A seleninic acid is an organoselenium compound and an oxoacid with the general formula RSeO2H, where R ≠ H. It is a member of the family of organoselenium oxoacids, which also includes selenenic acids and selenonic acids, which are RSeOH and RSeO3H, respectively.
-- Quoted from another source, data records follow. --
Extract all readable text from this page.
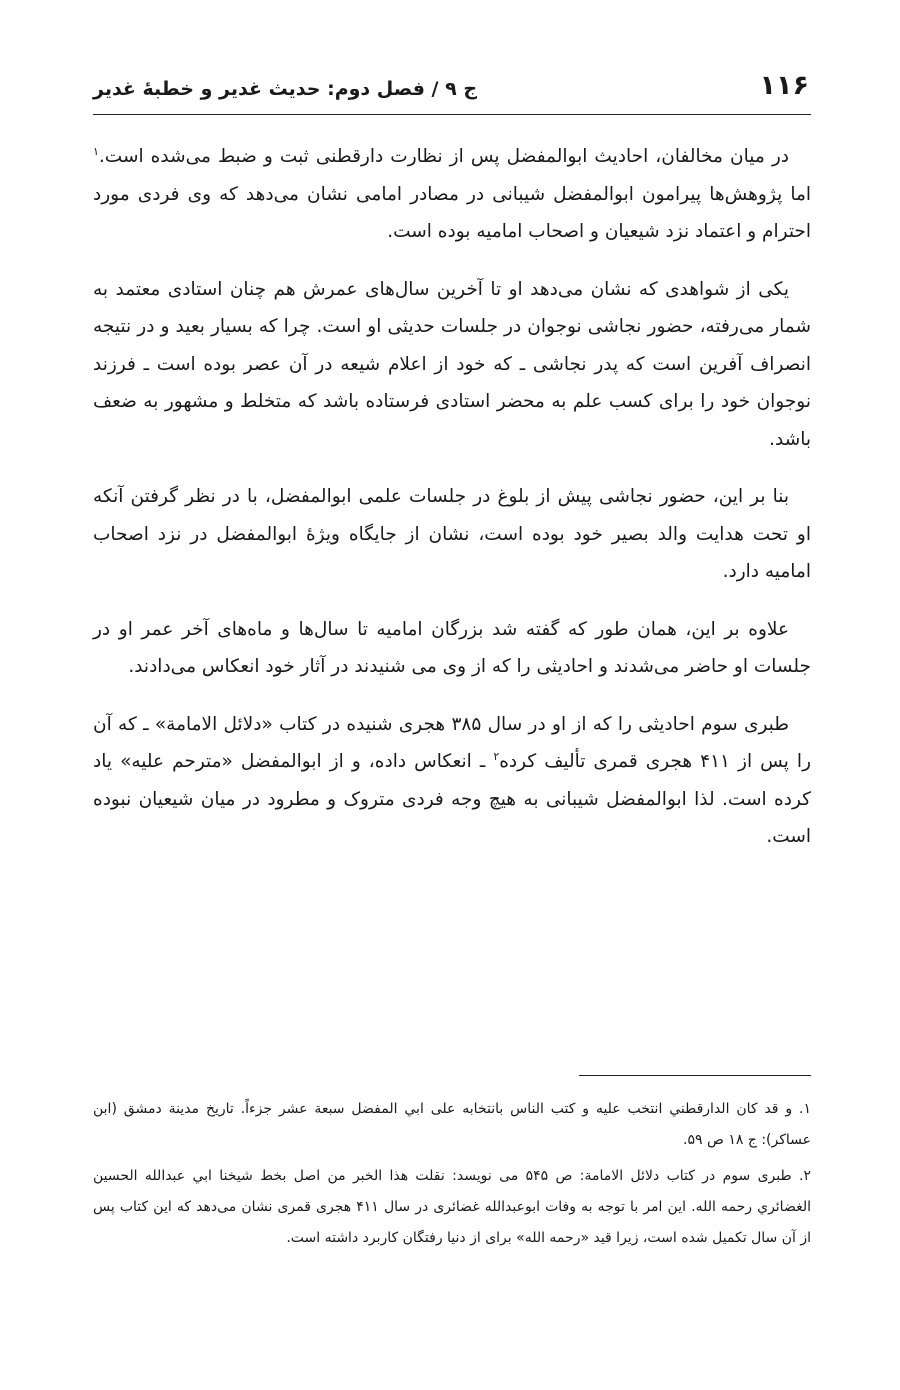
۱۱۶
ج ۹ / فصل دوم: حدیث غدیر و خطبهٔ غدیر

در میان مخالفان، احادیث ابوالمفضل پس از نظارت دارقطنی ثبت و ضبط می‌شده است.$^۱$ اما پژوهش‌ها پیرامون ابوالمفضل شیبانی در مصادر امامی نشان می‌دهد که وی فردی مورد احترام و اعتماد نزد شیعیان و اصحاب امامیه بوده است.

یکی از شواهدی که نشان می‌دهد او تا آخرین سال‌های عمرش هم چنان استادی معتمد به شمار می‌رفته، حضور نجاشی نوجوان در جلسات حدیثی او است. چرا که بسیار بعید و در نتیجه انصراف آفرین است که پدر نجاشی ـ که خود از اعلام شیعه در آن عصر بوده است ـ فرزند نوجوان خود را برای کسب علم به محضر استادی فرستاده باشد که متخلط و مشهور به ضعف باشد.

بنا بر این، حضور نجاشی پیش از بلوغ در جلسات علمی ابوالمفضل، با در نظر گرفتن آنکه او تحت هدایت والد بصیر خود بوده است، نشان از جایگاه ویژهٔ ابوالمفضل در نزد اصحاب امامیه دارد.

علاوه بر این، همان طور که گفته شد بزرگان امامیه تا سال‌ها و ماه‌های آخر عمر او در جلسات او حاضر می‌شدند و احادیثی را که از وی می شنیدند در آثار خود انعکاس می‌دادند.

طبری سوم احادیثی را که از او در سال ۳۸۵ هجری شنیده در کتاب «دلائل الامامة» ـ که آن را پس از ۴۱۱ هجری قمری تألیف کرده$^۲$ ـ انعکاس داده، و از ابوالمفضل «مترحم علیه» یاد کرده است. لذا ابوالمفضل شیبانی به هیچ وجه فردی متروک و مطرود در میان شیعیان نبوده است.

۱. و قد كان الدارقطني انتخب عليه و كتب الناس بانتخابه على ابي المفضل سبعة عشر جزءاً. تاریخ مدینة دمشق (ابن عساکر): ج ۱۸ ص ۵۹.

۲. طبری سوم در کتاب دلائل الامامة: ص ۵۴۵ می نویسد: نقلت هذا الخبر من اصل بخط شيخنا ابي عبدالله الحسين الغضائري رحمه الله. این امر با توجه به وفات ابوعبدالله غضائری در سال ۴۱۱ هجری قمری نشان می‌دهد که این کتاب پس از آن سال تکمیل شده است، زیرا قید «رحمه الله» برای از دنیا رفتگان کاربرد داشته است.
The parent member of this family of compounds is methaneseleninic acid (CH3SeO2H), also known as methylseleninic acid or "MSA".
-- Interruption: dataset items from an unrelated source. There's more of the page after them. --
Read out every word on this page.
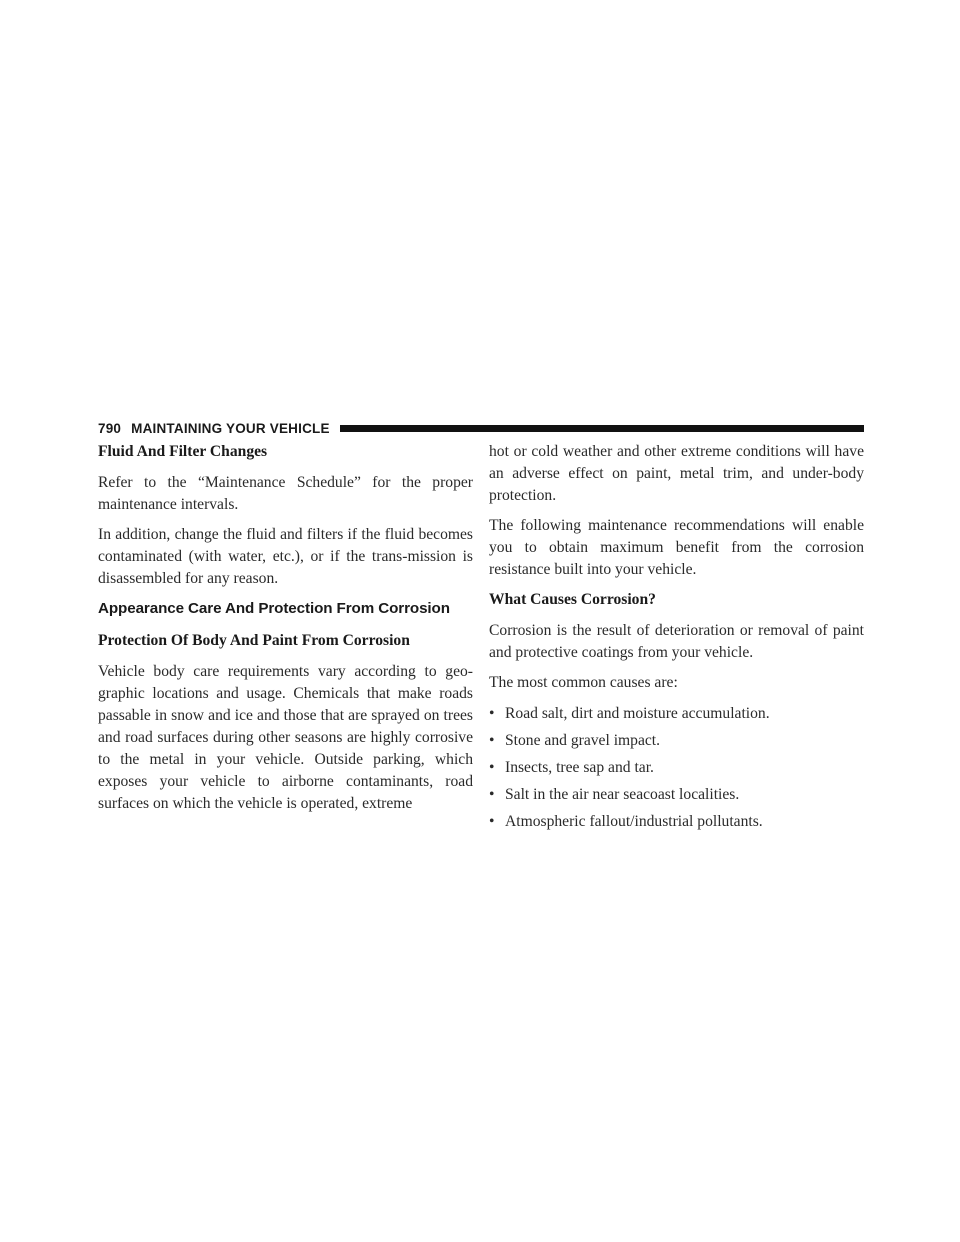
790 MAINTAINING YOUR VEHICLE
Fluid And Filter Changes

Refer to the “Maintenance Schedule” for the proper maintenance intervals.

In addition, change the fluid and filters if the fluid becomes contaminated (with water, etc.), or if the trans-mission is disassembled for any reason.

Appearance Care And Protection From Corrosion
Protection Of Body And Paint From Corrosion

Vehicle body care requirements vary according to geo-graphic locations and usage. Chemicals that make roads passable in snow and ice and those that are sprayed on trees and road surfaces during other seasons are highly corrosive to the metal in your vehicle. Outside parking, which exposes your vehicle to airborne contaminants, road surfaces on which the vehicle is operated, extreme

hot or cold weather and other extreme conditions will have an adverse effect on paint, metal trim, and under-body protection.

The following maintenance recommendations will enable you to obtain maximum benefit from the corrosion resistance built into your vehicle.

What Causes Corrosion?

Corrosion is the result of deterioration or removal of paint and protective coatings from your vehicle.

The most common causes are:

• Road salt, dirt and moisture accumulation.
• Stone and gravel impact.
• Insects, tree sap and tar.
• Salt in the air near seacoast localities.
• Atmospheric fallout/industrial pollutants.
Reactions and applications in synthesis
Seleninic acids (particularly areneseleninic acids) are useful catalysts for hydrogen peroxide epoxidations, Baeyer–Villiger oxidations, oxidations of thioethers, etc.; peroxyseleninic acids (RSe(O)OOH) are thought to be the active oxidants.
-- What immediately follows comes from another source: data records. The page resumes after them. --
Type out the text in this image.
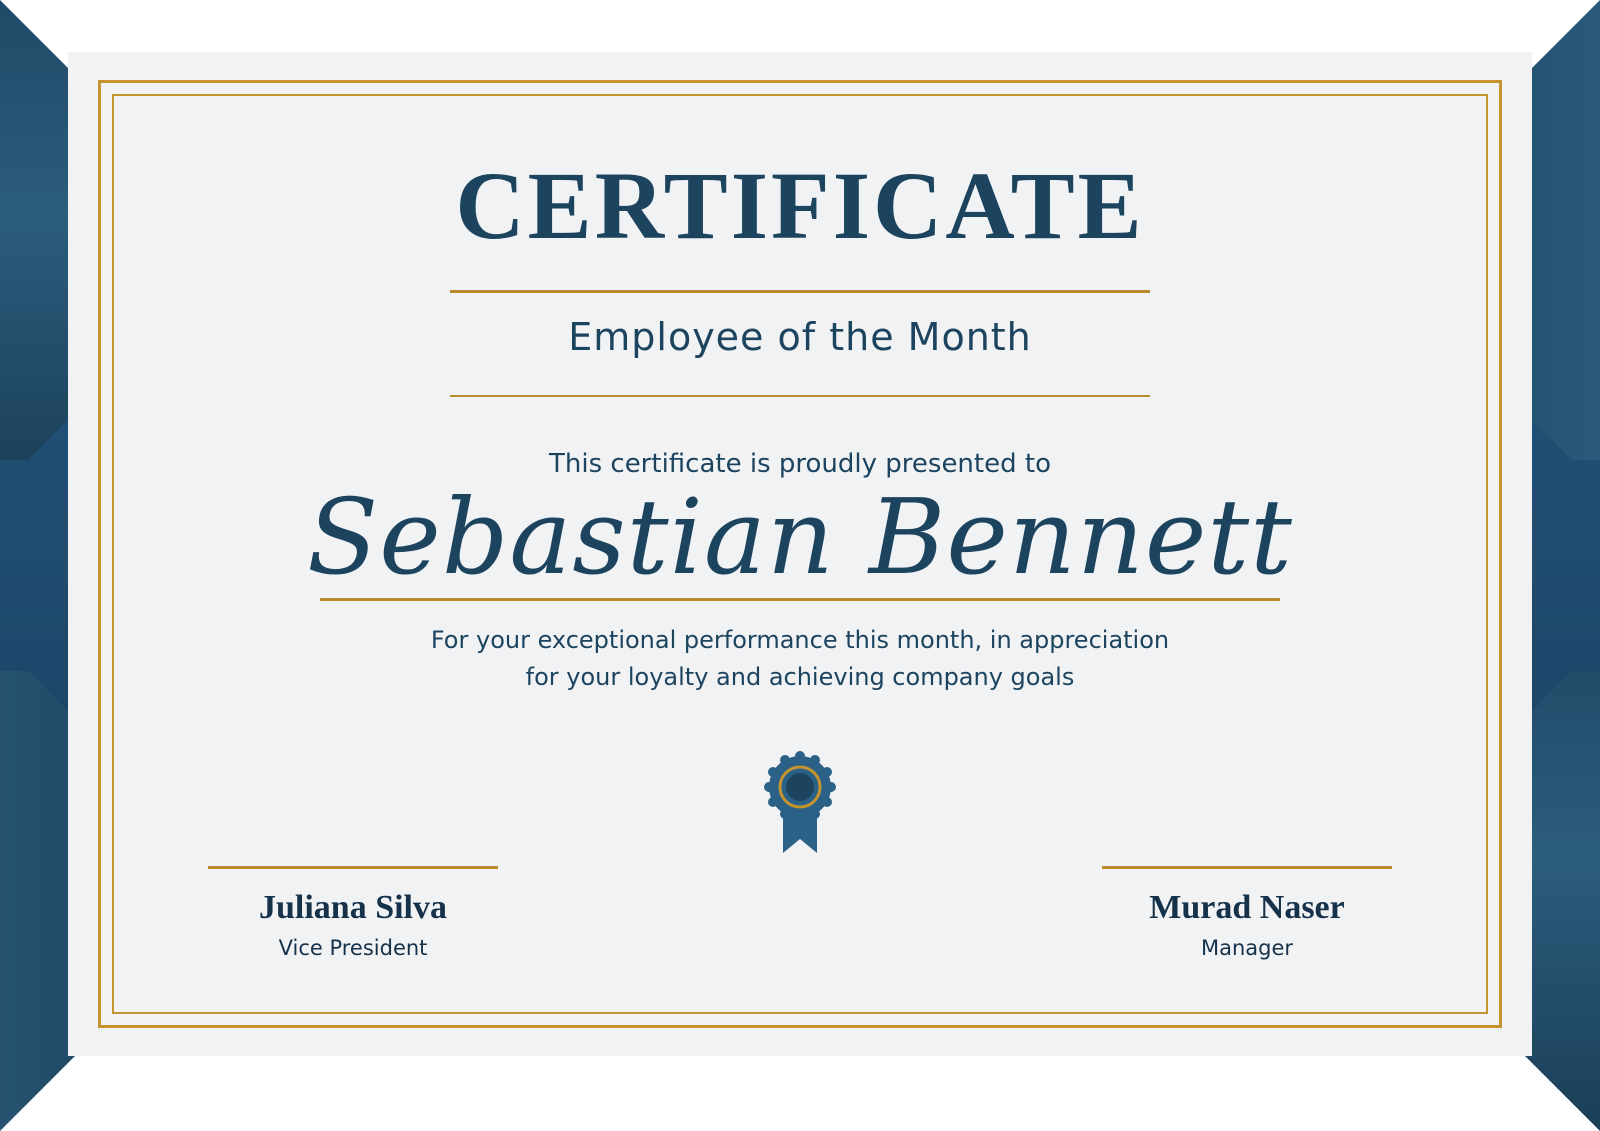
CERTIFICATE
Employee of the Month
This certificate is proudly presented to
Sebastian Bennett
For your exceptional performance this month, in appreciation
for your loyalty and achieving company goals
Juliana Silva
Vice President
Murad Naser
Manager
Structure, bonding, properties
Methaneseleninic acid has been characterized by X-ray crystallography. The configuration about the selenium atom is pyramidal, with Se-C = 1.925(8) Å, Se-O = 1.672(7) Å, Se-OH = 1.756(7) Å, the angle OSeO = 103.0(3)°, the angle HO-Se-C = 93.5(3)°, and the angle OSeC = 101.4(3)°. The structure is isomorphous to that of methanesulfinic acid 

Benzeneseleninic acid (C6H5SeO2H) had been previously characterized by X-ray methods and its optical resolution reported.